The three-judge district court has had a long and strange career in the history of the federal court system. Congress created the court in 1910 as a response to the canonical decision of Ex parte Young two years earlier, which permitted federal court suits against state officials to facilitate constitutional challenges to state laws. The three-judge court statute was a reaction by Progressive Era politicians to such perceived judicial overreach, and required any such challenges to be brought before a specially convened trial court of three judges, with a direct appeal to the Supreme Court available. First established as a presumed limit on judicial activism, decades later plaintiffs in the Civil Rights Era came to see the court as advancing their agenda. Particularly in the South, some plaintiffs preferred to have their suits decided by three judges rather than the usual one, with a direct appeal available to a relatively friendly Warren Court. For that and other reasons, the total number of such cases in the district courts, and direct appeals to the Supreme Court, swelled in the 1960s and 1970s. But at the same time the court came to be seen by many as administratively burdensome and unnecessary, and Congress in 1976 severely restricted the jurisdiction of the court, limiting it to hearing only reapportionment cases.
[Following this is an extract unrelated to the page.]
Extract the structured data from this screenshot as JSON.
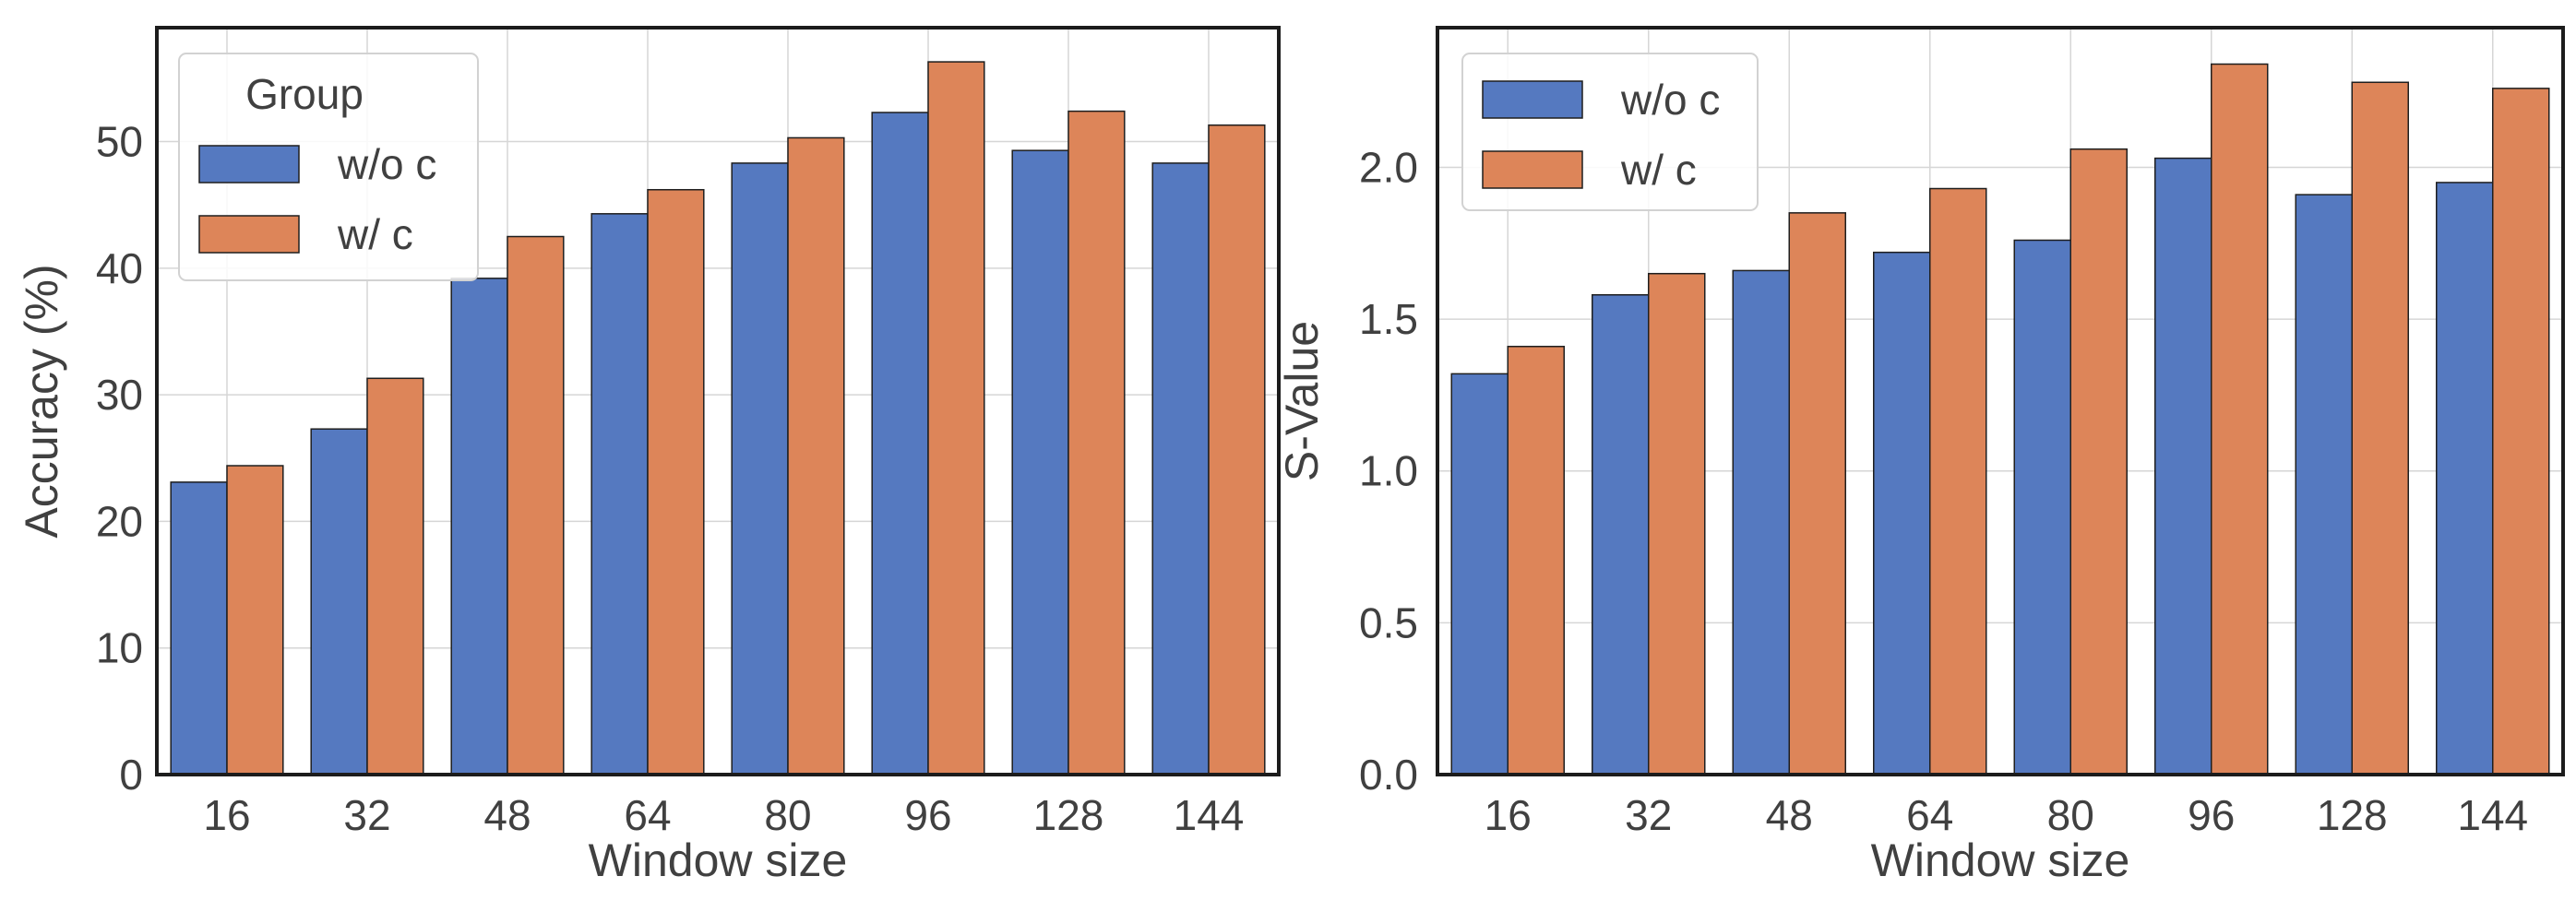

Analysis of the three-judge district court has so far largely relied on anecdotal evidence, and limited empirical studies, to examine whether some plaintiffs in the Civil Rights Era were correct to consider the court as friendly to their interests, as compared to a typical single district judge with the normal appeal process. This article breaks new ground and extends those studies by systematically reexamining these assumptions through a unique, nationwide database of 885 three-judge district court decisions, regarding constitutional challenges to state laws, handed down from 1954 (the start of the Warren Court) to 1976 (when Congress limited the Court’s jurisdiction). The study provides greater and more complete information on the number, types and results of cases litigated in the court, as well as on the dispositions of appeals to the Supreme Court. Among our findings are that such court decisions were disproportionately in favor of plaintiffs, both in and outside the South, and that there was a high rate of appeal to the Supreme Court. We then consider how the decisions of the three-judge court, and its direct appeal mechanism, affected jurisprudential developments in several areas of civil rights litigation, including reapportionment and judicial abstention. We also address how these decisions impact the Judicial Capacity model, which posits that the sheer number of cases that come to the Court for review affects doctrinal developments. The study situates the three-judge district court in a richer historical context, and sheds light on the continued use of the court in more limited contexts to the present day.